Any thoughts and/or questions?

Replies

  • yirara
    yirara Posts: 9,993 Member
    Yes, how heavy are the weights and what is bodyweight? I did some full bodyweight workouts like this in the past. 8x50 reps is 8x3-4 minutes max I'd think. For my 125lbs it's probably something like 200kcal.
  • DresdenSinn
    DresdenSinn Posts: 665 Member
    Well the Dumbbells will be really light, I'm thinking #15's or #20's. And my bodyweight is at 139.3lbs this morning
  • sijomial
    sijomial Posts: 19,809 Member
    Don't drive to the gym.
    If you have ever "hit the wall" / "bonked" you would know how awful you feel plus mental confusion and loss of coordination.
    Ever seen a marathon runner staggering around like they are drunk? Or a cyclist forgetting to unclip his feet when he stops?

    I would be far easier and quicker to just do cardio but glycogen exhaustion is a very, very strange thing to aim for.
  • rainbowbow
    rainbowbow Posts: 7,490 Member
    i'm confused as to why your goal is to burn through as much glycogen as you can before feasting. I personally think fasting, maybe some HIIT, should be more than enough to account for whatever calorie goal (within reason here) you plan on consuming.
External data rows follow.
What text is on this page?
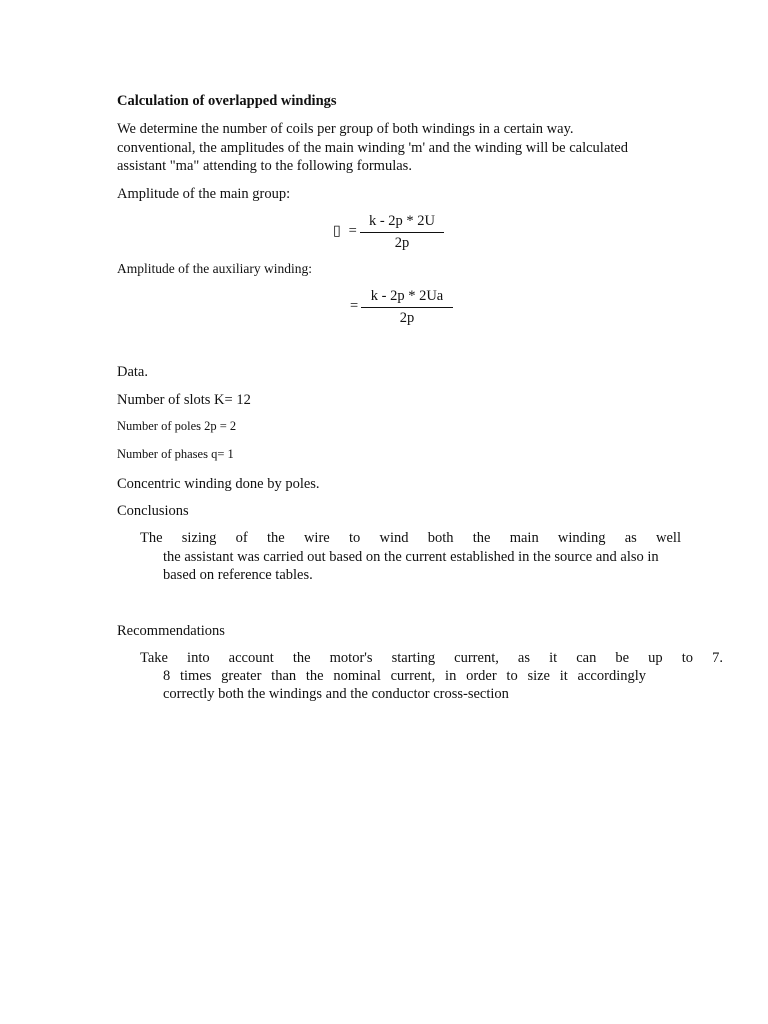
Calculation of overlapped windings
We determine the number of coils per group of both windings in a certain way.
conventional, the amplitudes of the main winding 'm' and the winding will be calculated
assistant "ma" attending to the following formulas.
Amplitude of the main group:
▯ = $\frac{k - 2p * 2U}{2p}$
Amplitude of the auxiliary winding:
= $\frac{k - 2p * 2Ua}{2p}$
Data.
Number of slots K= 12
Number of poles 2p = 2
Number of phases q= 1
Concentric winding done by poles.
Conclusions
The sizing of the wire to wind both the main winding as well
the assistant was carried out based on the current established in the source and also in
based on reference tables.
Recommendations
Take into account the motor's starting current, as it can be up to 7.
8 times greater than the nominal current, in order to size it accordingly
correctly both the windings and the conductor cross-section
    Again, I personally would rather focus my efforts for these strength movements by lifting within actual strength ranges. if i want to do cardio i'm going to do something like running, swimming, etc. Just my personal preferance because i don't find performing hundreds of reps of these exercises enjoyable (nor do i think it's necessary).

    If you want to go for it, then do it! But i'm curious behind the rationale of wanting to go ham and over-exert yourself for seemingly no reason.
  • DresdenSinn
    DresdenSinn Posts: 665 Member
    sijomial wrote: »
    Don't drive to the gym.
    If you have ever "hit the wall" / "bonked" you would know how awful you feel plus mental confusion and loss of coordination.
    Ever seen a marathon runner staggering around like they are drunk? Or a cyclist forgetting to unclip his feet when he stops?

    I would be far easier and quicker to just do cardio but glycogen exhaustion is a very, very strange thing to aim for.

    I don't drive...anywhere...period. My gym partner drove. And I am a very, very, strange person to aim for that ; )
  • DresdenSinn
    DresdenSinn Posts: 665 Member
    edited June 2016
    rainbowbow wrote: »
    Again, I personally would rather focus my efforts for these strength movements by lifting within actual strength ranges. if i want to do cardio i'm going to do something like running, swimming, etc. Just my personal preferance because i don't find performing hundreds of reps of these exercises enjoyable (nor do i think it's necessary).

    If you want to go for it, then do it! But i'm curious behind the rationale of wanting to go ham and over-exert yourself for seemingly no reason.

    I've already done all that leading up to this which is just the final 2wks. And I enjoy doing things most people do not just for the sake and challenge of doing them!

  • DresdenSinn
    DresdenSinn Posts: 665 Member
    Well...it was not nearly as bad as I had anticipated even in my depleted/de-carbohydrated state. I did have to take some brief rests here and there but I got through every exercise for 50 reps in about 15min. Not only that..but I went through the entire circuit again for 25reps each w/out resting and then...did 20min of Treadmill Intervals!

    Unfortunately my gym partner didn't even make it through the entire 50rep sets but he did join me in the Treadmill Intervals. I look forward to another go at it Tuesday.